JUDEA , Latin form of Judah, the southern province of Ereẓ Israel during the period of Roman hegemony. Although this article deals with Judea as a Roman province, it should be pointed out that the name precedes the period. It was the natural name, in its various forms, for the area. The return to Zion, which consisted overwhelmingly of the exiles of the kingdom of Judah, settled in the territory from which they had been exiled (cf. Neh. 11:25–36), and during the Persian period the territory was called Yehud (cf. Dan. 2:25, 5:13; Ezra 5:1, 8) and the name has been found on coins and jar handles of the period. The actual name Judea occurs from the Hellenistic period. It is first used by Clearchus, a disciple of Aristotle (Jos. Apion 1:179), and *Hecateus of Abdera and *Manetho (ibid. 1:90) use it to define the area where the Jews of Ereẓ Israellived. With the direct Roman rule of Ereẓ Israel, which dates from the banishment of *Archelaus to Gaul in 6 c.e., a special governor was appointed over Judea who was given the title *procurator and was responsible to the governor of Syria. The procuratorship was confined to Judea until the accession of *Agrippa I to the throne in 41. On the resumption of Roman rule after his death in 44 the procurator's rule was extended over the whole of Palestine.

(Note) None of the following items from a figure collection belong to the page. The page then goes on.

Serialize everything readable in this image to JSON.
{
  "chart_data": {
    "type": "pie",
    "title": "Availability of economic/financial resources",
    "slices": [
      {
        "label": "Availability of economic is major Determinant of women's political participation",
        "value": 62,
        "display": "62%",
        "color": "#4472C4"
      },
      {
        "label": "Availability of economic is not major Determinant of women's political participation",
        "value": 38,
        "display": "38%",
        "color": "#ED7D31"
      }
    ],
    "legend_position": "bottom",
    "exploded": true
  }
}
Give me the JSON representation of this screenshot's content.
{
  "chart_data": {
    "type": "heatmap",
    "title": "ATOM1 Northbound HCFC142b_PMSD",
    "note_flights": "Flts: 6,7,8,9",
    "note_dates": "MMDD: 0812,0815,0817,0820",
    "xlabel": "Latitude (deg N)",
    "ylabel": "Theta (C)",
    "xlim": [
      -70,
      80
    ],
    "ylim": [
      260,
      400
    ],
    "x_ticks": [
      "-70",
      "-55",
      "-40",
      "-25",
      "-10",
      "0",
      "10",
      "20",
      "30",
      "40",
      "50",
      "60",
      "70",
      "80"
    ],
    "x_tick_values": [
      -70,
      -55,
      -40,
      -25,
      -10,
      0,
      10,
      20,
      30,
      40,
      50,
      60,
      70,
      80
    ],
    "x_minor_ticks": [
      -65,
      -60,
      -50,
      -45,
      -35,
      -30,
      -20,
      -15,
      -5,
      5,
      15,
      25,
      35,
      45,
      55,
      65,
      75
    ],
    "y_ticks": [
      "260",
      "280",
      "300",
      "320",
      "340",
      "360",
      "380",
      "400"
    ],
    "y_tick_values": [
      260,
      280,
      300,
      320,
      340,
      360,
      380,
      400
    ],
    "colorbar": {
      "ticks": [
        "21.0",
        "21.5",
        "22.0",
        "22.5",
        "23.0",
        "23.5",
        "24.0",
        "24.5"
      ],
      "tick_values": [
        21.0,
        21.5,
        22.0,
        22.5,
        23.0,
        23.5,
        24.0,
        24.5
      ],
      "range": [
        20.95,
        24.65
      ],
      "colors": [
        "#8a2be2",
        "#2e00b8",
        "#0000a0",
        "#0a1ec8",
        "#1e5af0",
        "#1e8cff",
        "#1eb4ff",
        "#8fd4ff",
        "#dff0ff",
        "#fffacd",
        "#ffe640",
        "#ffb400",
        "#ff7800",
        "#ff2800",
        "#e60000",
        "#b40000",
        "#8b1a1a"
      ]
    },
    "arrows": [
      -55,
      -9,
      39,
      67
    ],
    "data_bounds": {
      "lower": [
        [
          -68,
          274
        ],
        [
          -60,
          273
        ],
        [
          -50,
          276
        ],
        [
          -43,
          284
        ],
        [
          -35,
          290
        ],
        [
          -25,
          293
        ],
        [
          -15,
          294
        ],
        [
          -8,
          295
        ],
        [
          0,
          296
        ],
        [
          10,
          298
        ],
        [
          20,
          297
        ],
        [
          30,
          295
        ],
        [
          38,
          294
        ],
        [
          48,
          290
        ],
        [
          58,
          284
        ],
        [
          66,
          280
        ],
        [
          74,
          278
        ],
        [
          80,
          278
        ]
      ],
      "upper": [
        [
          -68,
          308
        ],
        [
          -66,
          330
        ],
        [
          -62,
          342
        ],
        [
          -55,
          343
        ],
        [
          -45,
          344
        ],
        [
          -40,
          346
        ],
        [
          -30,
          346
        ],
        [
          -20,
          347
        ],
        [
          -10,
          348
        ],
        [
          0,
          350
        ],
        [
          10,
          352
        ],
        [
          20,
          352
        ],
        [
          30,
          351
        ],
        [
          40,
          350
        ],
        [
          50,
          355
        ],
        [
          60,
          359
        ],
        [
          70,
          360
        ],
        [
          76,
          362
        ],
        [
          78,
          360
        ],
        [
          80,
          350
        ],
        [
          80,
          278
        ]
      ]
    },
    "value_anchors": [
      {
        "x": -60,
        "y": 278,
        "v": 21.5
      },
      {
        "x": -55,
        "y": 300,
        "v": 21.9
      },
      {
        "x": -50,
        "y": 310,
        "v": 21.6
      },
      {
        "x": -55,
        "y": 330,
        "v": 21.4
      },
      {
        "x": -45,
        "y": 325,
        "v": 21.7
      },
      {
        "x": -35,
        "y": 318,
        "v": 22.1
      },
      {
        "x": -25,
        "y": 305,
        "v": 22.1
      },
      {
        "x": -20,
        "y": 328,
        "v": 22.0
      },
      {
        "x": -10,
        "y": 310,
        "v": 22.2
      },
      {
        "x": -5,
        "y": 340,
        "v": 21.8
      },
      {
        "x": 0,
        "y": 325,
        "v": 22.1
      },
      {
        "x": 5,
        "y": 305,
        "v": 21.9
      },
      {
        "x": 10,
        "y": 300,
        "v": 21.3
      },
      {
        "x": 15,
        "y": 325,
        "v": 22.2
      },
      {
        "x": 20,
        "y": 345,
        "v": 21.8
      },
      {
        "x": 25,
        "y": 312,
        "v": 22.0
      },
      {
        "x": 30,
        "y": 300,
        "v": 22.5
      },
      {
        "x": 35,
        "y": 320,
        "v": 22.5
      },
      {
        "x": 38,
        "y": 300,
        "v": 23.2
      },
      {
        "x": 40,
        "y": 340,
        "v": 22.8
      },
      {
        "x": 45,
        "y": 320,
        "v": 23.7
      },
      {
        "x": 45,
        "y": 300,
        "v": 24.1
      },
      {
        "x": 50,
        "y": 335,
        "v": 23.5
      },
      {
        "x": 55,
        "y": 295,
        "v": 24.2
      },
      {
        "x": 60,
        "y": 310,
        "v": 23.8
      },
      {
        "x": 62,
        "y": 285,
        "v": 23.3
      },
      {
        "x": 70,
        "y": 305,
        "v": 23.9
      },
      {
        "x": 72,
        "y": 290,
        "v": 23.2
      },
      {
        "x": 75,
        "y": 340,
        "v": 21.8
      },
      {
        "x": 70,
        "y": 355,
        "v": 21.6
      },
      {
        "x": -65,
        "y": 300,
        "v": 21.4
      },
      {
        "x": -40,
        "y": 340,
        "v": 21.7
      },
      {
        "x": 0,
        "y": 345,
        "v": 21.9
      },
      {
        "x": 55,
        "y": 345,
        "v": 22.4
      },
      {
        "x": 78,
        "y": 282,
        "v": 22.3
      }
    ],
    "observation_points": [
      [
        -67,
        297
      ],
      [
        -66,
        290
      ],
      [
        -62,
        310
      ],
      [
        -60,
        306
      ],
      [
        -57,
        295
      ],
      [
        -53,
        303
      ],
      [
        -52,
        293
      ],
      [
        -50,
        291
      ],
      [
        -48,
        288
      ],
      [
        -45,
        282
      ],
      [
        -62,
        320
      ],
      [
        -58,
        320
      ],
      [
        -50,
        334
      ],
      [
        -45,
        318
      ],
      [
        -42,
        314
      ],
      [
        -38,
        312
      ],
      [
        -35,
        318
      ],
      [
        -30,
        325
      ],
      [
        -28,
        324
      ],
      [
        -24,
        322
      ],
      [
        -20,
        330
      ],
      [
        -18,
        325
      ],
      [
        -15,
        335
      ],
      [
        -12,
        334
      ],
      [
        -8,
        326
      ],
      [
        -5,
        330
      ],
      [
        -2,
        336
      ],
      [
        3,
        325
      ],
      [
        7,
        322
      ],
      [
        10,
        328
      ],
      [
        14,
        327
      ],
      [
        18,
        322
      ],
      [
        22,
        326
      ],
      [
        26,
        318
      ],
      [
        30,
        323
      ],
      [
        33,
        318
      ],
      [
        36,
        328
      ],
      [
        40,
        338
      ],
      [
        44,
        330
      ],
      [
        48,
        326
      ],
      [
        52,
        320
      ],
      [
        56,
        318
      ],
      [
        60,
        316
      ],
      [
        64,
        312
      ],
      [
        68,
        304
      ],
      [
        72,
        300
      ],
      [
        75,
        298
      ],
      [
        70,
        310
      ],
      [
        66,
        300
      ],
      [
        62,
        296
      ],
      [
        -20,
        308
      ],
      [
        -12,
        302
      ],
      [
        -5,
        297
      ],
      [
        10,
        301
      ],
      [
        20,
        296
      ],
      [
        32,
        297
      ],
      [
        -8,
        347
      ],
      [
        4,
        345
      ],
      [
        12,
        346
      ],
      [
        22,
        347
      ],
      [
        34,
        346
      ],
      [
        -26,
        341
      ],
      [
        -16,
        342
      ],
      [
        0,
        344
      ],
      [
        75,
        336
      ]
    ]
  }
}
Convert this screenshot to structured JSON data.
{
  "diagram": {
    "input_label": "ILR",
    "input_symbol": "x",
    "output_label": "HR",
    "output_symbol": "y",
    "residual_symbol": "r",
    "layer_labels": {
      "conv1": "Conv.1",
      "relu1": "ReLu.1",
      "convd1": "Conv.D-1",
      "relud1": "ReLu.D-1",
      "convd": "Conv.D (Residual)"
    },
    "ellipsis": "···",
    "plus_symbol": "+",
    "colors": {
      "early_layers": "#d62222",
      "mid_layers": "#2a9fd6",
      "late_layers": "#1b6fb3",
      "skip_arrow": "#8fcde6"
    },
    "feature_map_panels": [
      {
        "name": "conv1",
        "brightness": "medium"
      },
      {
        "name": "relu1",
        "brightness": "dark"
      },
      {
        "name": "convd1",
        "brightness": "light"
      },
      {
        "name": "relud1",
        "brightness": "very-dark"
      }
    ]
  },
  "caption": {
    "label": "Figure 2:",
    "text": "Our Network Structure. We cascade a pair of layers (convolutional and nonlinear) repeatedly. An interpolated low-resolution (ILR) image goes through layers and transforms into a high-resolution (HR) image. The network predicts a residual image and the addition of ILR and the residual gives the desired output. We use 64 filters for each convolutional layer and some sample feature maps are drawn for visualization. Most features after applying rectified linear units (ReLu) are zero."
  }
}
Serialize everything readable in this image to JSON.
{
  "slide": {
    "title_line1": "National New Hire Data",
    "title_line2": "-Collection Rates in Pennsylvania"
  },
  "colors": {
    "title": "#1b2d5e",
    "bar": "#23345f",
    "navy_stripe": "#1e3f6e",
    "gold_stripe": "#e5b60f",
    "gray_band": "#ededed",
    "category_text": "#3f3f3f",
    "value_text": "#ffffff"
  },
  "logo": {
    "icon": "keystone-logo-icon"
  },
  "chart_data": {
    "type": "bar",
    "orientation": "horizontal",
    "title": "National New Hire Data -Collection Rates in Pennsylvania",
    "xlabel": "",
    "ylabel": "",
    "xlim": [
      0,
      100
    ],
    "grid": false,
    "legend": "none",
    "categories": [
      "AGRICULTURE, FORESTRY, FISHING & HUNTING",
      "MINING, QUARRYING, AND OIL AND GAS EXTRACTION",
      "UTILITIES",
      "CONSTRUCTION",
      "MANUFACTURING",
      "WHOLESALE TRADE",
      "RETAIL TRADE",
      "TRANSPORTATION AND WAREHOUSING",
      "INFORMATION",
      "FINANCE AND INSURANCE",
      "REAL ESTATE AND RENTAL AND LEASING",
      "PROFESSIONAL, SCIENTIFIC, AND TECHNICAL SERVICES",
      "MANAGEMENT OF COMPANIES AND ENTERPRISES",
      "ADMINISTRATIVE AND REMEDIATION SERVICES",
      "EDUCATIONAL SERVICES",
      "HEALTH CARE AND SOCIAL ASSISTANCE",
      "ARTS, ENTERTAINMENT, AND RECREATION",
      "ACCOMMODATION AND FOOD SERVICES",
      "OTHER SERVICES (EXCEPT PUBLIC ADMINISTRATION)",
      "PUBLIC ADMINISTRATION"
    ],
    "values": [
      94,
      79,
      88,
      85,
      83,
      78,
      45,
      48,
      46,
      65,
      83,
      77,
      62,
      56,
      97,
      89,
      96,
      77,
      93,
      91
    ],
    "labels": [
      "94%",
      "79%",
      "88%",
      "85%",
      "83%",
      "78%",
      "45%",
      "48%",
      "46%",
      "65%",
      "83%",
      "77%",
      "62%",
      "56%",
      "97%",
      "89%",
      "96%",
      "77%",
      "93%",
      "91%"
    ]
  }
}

Josephus (Wars, Wilkinson's translation, Excursus 2) gives the borders of Judea as follows: Ayanot, also called Barkai, on the north, the frontier with Arabia in the south, and on the east from the Jordan to Jaffa. "Nor is Judea cut off from seaside delights, since it has a coastal strip which stretches all the way to Ptolemais." This incomplete description can be supplemented from other references in Josephus and from the Mishnah. In the same passage Josephus states that it was divided into 11 toparchies, which he details, Jerusalem being the most important. Although Judea was primarily a political geographical term, defining one of the three districts into which Roman Palestine was divided, the other two being *Samaria in the center and *Galilee in the north, the division was a natural one, and it is often mentioned with regard to the agricultural laws. "Three countries are to be distinguished in what concerns the laws of removal-Judea, Transjordan, and Galilee" – and Judea is subdivided into "the hill country, the Shephelah and the valley" (Shev. 9:2; Tosef. Shev. 7:10). This subdivision is further expanded by the Jerusalem Talmud (tj, Shev. 9:2, 38d) which explains that "the mountains are the Royal Mount [not identified], the Shephelah is the plain of the south, and the valley the area between Jericho and En-Gedi," while R. Johanan gives another division: "From Beth-Haran to Emmaus is the mountain country, from there to Lydda the Shephelah, and from Lydda to the sea, the valley."

bibliography:

Neubauer, Géogr, 59–96; S. Klein, Ereẓ Yehudah (1939), 83–107; Z. Kalai, Gevuloteha ha-Ẓefoniyyim shel Yehudah (1960), 95–106. add. bibliography: Y. Aharoni et al., The Carta Bible Atlas (20024), 149–50.